The Voices in my Head


Remember those cop shows in which a suspect sits handcuffed at a table while a cop in a suit paces back and forth in the grey interrogation room? Maybe there’s another cop drinking coffee, sitting opposite the suspect? Inevitably, one cop will say, “Okay, let’s go over this one more time…” and the suspect will narrate again. I’m pretty sure that’s a required line for every cop-show writer. It’s a useful (although overdone and cheesy) writing tool to deliver information to the audience about what, in real life, everyone in the room already knows. But real cops, in real life, do it.

Writing is no different. Just like an officer will question their suspect over and over and over again, so a writer should do with his writing. Police officers ask suspects to repeat and repeat and repeat because, if the person is lying, they’ll trip up and contradict themselves. Or, even if the person is not a suspect, the repetition is likely to spark their memory about some smaller detail they normally would not have thought about [if you don’t believe this works, here’s an experiment: at your desk at work, close your eyes and imagine yourself walking through your childhood home. Start at the front door, go around the first floor – maybe to the basement – and then to the second floor – maybe to the attic – and then leave out the back door. Try to remember as much detail as you can. The little things like the color of the carpet or the height of the stairway railing or a light fixture. I’ll bet you can remember more about the last room you’re in than the first. I’ll bet that by thinking of your old four-poster bed, you suddenly remember your Rainbow Bright pillows, or by thinking of the bathroom arrangement you remember the hardwood floors in the hall].

Writers can learn a lesson here. Go over your story again and again and again. I’m not suggesting you lock yourself in handcuffs and sit in a grey room with weak fluorescent lighting, grilling yourself mercilessly. But pick one character or action and explain its importance to yourself. Ask yourself over and over again those important writer questions: Why is this important? How would this character respond? Why did the character do that? Why did the character say that? What implications will this have later?

Do it over and over and over. I honestly recommend speaking aloud to yourself. Really. Talk to the voices in your head. This is a little easier said than done of course – if you’re at a library, talking aloud can seem neurotic. Even if you’re in your own room, talking aloud might draw some unusual looks from your family passing by your door. Try it anyway.

I’m the kind of person who needs to hear the idea, even if it’s my own. But if you’re not like me, there’s still the police-style benefit. You’re going to uncover details and ideas you didn’t have before.
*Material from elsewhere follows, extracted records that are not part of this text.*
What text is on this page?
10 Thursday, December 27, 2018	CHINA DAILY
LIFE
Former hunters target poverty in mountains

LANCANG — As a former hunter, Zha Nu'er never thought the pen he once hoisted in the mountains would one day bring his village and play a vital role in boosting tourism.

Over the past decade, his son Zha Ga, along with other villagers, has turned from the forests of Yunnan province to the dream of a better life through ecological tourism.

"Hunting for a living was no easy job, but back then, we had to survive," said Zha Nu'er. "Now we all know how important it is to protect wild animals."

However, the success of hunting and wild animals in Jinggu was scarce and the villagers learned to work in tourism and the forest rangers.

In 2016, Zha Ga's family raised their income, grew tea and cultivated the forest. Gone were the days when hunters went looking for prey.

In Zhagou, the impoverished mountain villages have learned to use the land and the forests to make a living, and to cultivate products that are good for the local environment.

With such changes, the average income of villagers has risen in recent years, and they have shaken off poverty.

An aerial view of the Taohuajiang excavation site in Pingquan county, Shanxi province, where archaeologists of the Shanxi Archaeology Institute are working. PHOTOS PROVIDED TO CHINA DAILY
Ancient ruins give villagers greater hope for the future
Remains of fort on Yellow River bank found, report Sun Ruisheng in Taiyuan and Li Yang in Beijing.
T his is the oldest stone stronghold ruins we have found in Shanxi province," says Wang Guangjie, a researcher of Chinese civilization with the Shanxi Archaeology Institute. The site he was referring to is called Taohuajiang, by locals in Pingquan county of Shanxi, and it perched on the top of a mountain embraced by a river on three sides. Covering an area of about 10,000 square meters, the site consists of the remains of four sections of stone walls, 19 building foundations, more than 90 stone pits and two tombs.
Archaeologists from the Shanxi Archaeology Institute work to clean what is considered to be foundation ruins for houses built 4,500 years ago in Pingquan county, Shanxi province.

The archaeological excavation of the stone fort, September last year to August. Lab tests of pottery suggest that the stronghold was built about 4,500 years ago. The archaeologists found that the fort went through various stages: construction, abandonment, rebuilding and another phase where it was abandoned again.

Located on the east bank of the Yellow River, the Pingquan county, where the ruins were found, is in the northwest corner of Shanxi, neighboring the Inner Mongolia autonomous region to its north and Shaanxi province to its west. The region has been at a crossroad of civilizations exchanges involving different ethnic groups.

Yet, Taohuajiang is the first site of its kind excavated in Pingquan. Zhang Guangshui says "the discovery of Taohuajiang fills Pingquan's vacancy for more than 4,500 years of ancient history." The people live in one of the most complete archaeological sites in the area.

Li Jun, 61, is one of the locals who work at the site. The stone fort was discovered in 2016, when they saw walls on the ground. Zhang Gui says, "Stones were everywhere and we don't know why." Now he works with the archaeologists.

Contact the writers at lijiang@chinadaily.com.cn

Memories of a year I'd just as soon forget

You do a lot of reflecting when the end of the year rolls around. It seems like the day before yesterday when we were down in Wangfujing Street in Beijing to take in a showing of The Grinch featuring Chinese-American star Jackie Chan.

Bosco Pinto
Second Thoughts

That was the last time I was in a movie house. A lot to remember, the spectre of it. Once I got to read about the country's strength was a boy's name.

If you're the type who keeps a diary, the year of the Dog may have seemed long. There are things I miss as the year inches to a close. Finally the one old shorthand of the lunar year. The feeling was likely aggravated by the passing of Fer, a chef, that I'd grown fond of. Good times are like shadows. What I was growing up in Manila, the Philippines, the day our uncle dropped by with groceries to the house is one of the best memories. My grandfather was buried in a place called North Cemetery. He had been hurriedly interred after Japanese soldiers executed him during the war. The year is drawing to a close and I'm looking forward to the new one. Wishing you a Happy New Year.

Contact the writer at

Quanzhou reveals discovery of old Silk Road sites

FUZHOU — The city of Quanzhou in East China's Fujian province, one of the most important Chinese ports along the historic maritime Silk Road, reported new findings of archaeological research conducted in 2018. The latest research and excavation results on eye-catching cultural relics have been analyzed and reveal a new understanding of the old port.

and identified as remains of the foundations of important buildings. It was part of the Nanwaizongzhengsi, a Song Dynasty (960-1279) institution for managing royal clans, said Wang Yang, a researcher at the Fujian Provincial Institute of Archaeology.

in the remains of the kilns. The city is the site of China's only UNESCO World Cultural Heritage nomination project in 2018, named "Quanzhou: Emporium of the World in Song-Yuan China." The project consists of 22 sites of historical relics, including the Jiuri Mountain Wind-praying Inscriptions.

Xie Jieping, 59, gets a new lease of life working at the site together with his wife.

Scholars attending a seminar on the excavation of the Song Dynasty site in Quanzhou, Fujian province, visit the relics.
Saying it aloud over and over, explaining it to yourself over and over will, like a police interrogation, start to show some of the inconsistencies, flaws or missteps in your writing.

True story: I was revising a novel. I wrote a chapter that was necessary, but one I didn’t like all that much. It was short and the writing wasn’t good and it wasn’t really doing what I wanted it to do. So, I just started asking myself questions (again, out loud... and sometimes I pace and bounce a tennis ball). I started explaining things as if someone were across the table. I talked about what I needed from that chapter, why it was important to the rest of the novel, and then – from nowhere – ideas starting falling into place about this chapter and others. I started seeing how characters needed to behave and how those behaviors would lead into the next section, which I was also struggling with. Suddenly, holes in characters started to fill. The writing started to improve. By repeating to myself what I already knew, I started to see where I had gone wrong with other details, other contradictions I had made. Not only did I begin to reform what that chapter needed to be, I also started finding clues to how to fix other problems I was having with the book.

By this point in your writing career, you’ve probably heard the advice to read your work aloud. From a fluency/voice/pacing standpoint, this is a great idea. It also helps correct some common grammar mistakes, just because they’ll “sound” wrong. Use that same idea in the first drafting stages, when constructing ideas and developing characters. Everything sounds good in your own head. Jokes are funnier, your impersonation is spot on, and the tone of voice is always perfect. But all that goes away once it comes out of your mouth. Ideas are no different. Defend yourself to yourself. Say it ALOUD! And if anyone asks you what you’re doing, why you’re talking to yourself, just say, “I’m having a conversation with the voices in my head.”